Luis and Margarida provide Joao with the medical care he needs, and give advice to Maria on infection control. "Whenever possible, keep the windows open for better air circulation and to reduce the risk of infection,” says Margarida. “We will be back next week, but if your husband’s health deteriorates in the meantime, please let us know.”

Then Luis and Margarida pack up their kit, return to the car and head for the next address on their list. Twice a week, they leave Alto-Mae Referral Centre, in Maputo, to pay home visits to patients suffering from chronic diseases such as HIV/AIDS, Kaposi’s sarcoma or TB.
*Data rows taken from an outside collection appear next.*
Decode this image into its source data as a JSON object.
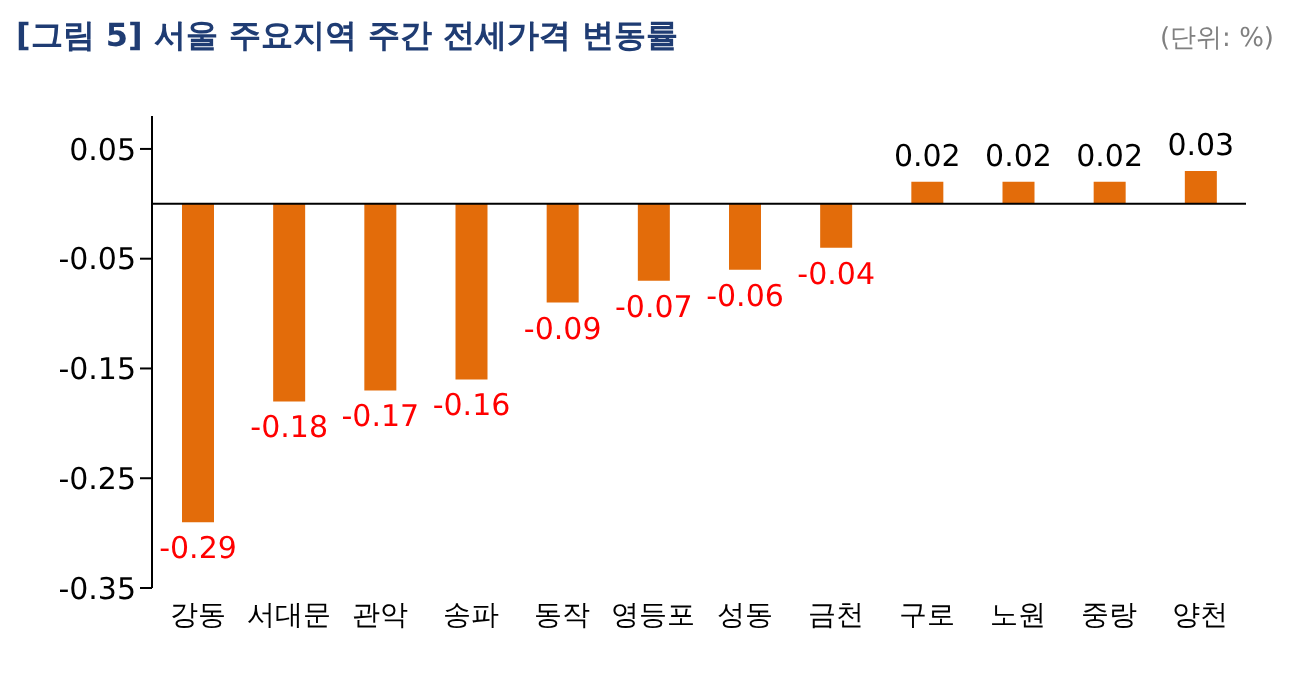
{
  "chart_data": {
    "type": "bar",
    "title": "[그림 5] 서울 주요지역 주간 전세가격 변동률",
    "annotations": [
      "(단위: %)"
    ],
    "categories": [
      "강동",
      "서대문",
      "관악",
      "송파",
      "동작",
      "영등포",
      "성동",
      "금천",
      "구로",
      "노원",
      "중랑",
      "양천"
    ],
    "values": [
      -0.29,
      -0.18,
      -0.17,
      -0.16,
      -0.09,
      -0.07,
      -0.06,
      -0.04,
      0.02,
      0.02,
      0.02,
      0.03
    ],
    "color": "#e36c0a",
    "ylim": [
      -0.35,
      0.08
    ],
    "yticks": [
      0.05,
      -0.05,
      -0.15,
      -0.25,
      -0.35
    ],
    "grid": false,
    "data_labels": true
  }
}
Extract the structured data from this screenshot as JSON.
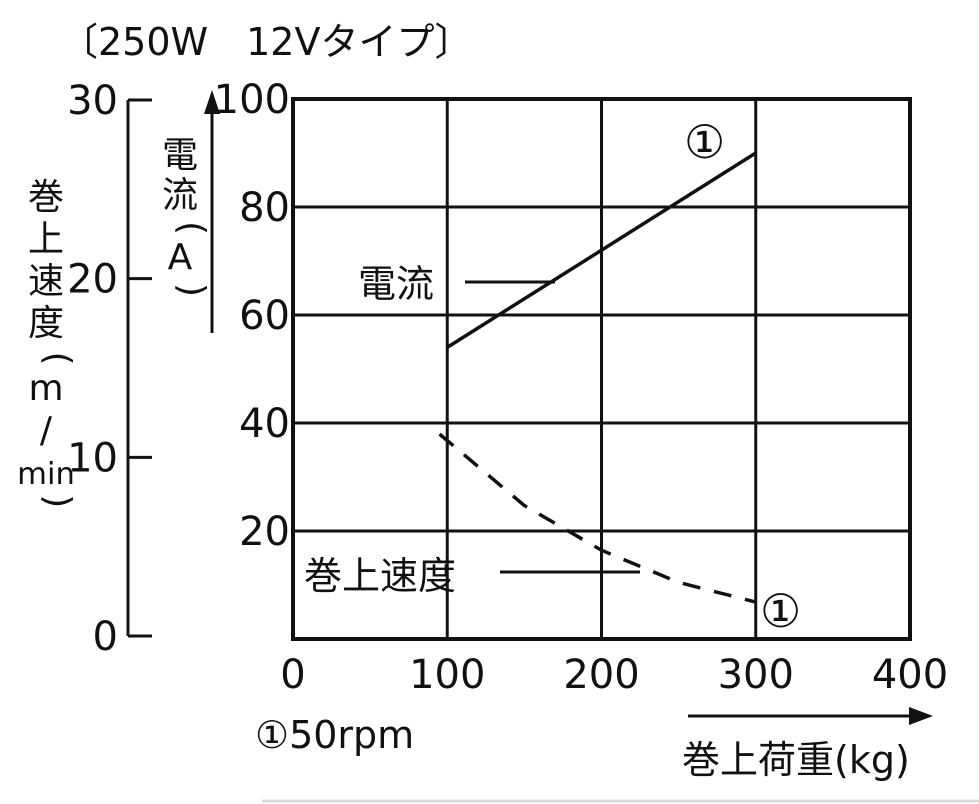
{
  "chart_data": {
    "type": "line",
    "title": "〔250W　12Vタイプ〕",
    "xlabel": "巻上荷重(kg)",
    "x_ticks": [
      0,
      100,
      200,
      300,
      400
    ],
    "xlim": [
      0,
      400
    ],
    "y_current": {
      "label_chars": [
        "電",
        "流",
        "(",
        "A",
        ")"
      ],
      "ticks": [
        20,
        40,
        60,
        80,
        100
      ],
      "ylim": [
        0,
        100
      ]
    },
    "y_speed": {
      "label_chars": [
        "巻",
        "上",
        "速",
        "度",
        "(",
        "m",
        "/",
        "min",
        ")"
      ],
      "ticks": [
        0,
        10,
        20,
        30
      ],
      "ylim": [
        0,
        30
      ]
    },
    "series": [
      {
        "name": "電流",
        "axis": "current",
        "style": "solid",
        "marker_label": "①",
        "x": [
          100,
          300
        ],
        "y": [
          54,
          90
        ]
      },
      {
        "name": "巻上速度",
        "axis": "speed",
        "style": "dashed",
        "marker_label": "①",
        "x": [
          95,
          150,
          200,
          250,
          300
        ],
        "y": [
          11.3,
          7.3,
          4.8,
          3.0,
          1.9
        ]
      }
    ],
    "footnote": "①50rpm",
    "grid": true
  }
}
'Medical and moral support'

“When we arrive at a patient’s home, we provide medical and moral support to the patient, and we also help the family,” says Margarida. “We check the drug refills. We encourage the patient to stick to their treatment, and we encourage the family to give their support and avoid discrimination. Patients are happy to see us visit, because they feel comfortable telling us about their difficulties in following a specific treatment. This is something they don’t find in the hospital.”

In the course of a day, Luis and Margarida visit two to four patients. They are careful to ensure that their visits do not arouse suspicion amongst patients’ neighbours. "Sometimes we leave the MSF car far away and walk to the patient’s home, so that the village doesn’t see the car and associate medical staff with AIDS,” says Margarida. “There is still a lot of discrimination.”

Difficult to hear sad news

During their final home visit that day, Luis and Margarida hear the sad news that their patient – who was very sick with multidrug-resistant TB – died earlier that week.

"It is hard for us to hear the news that our patient has died,” says Luis, “because everything we do is to keep the person alive and improve their health. But when the opposite happens, and our patients get better, we rejoice with their families.”

* Names have been changed.

MSF has been providing medical care to patients with chronic diseases linked to HIV/AIDS and tuberculosis in Alto-Mae Referral Centre (CRAM), Maputo, since 2010. Currently, 2,078 patients are receiving treatment and care and from January to July 2014, over one hundred patients benefitted from the home care activities.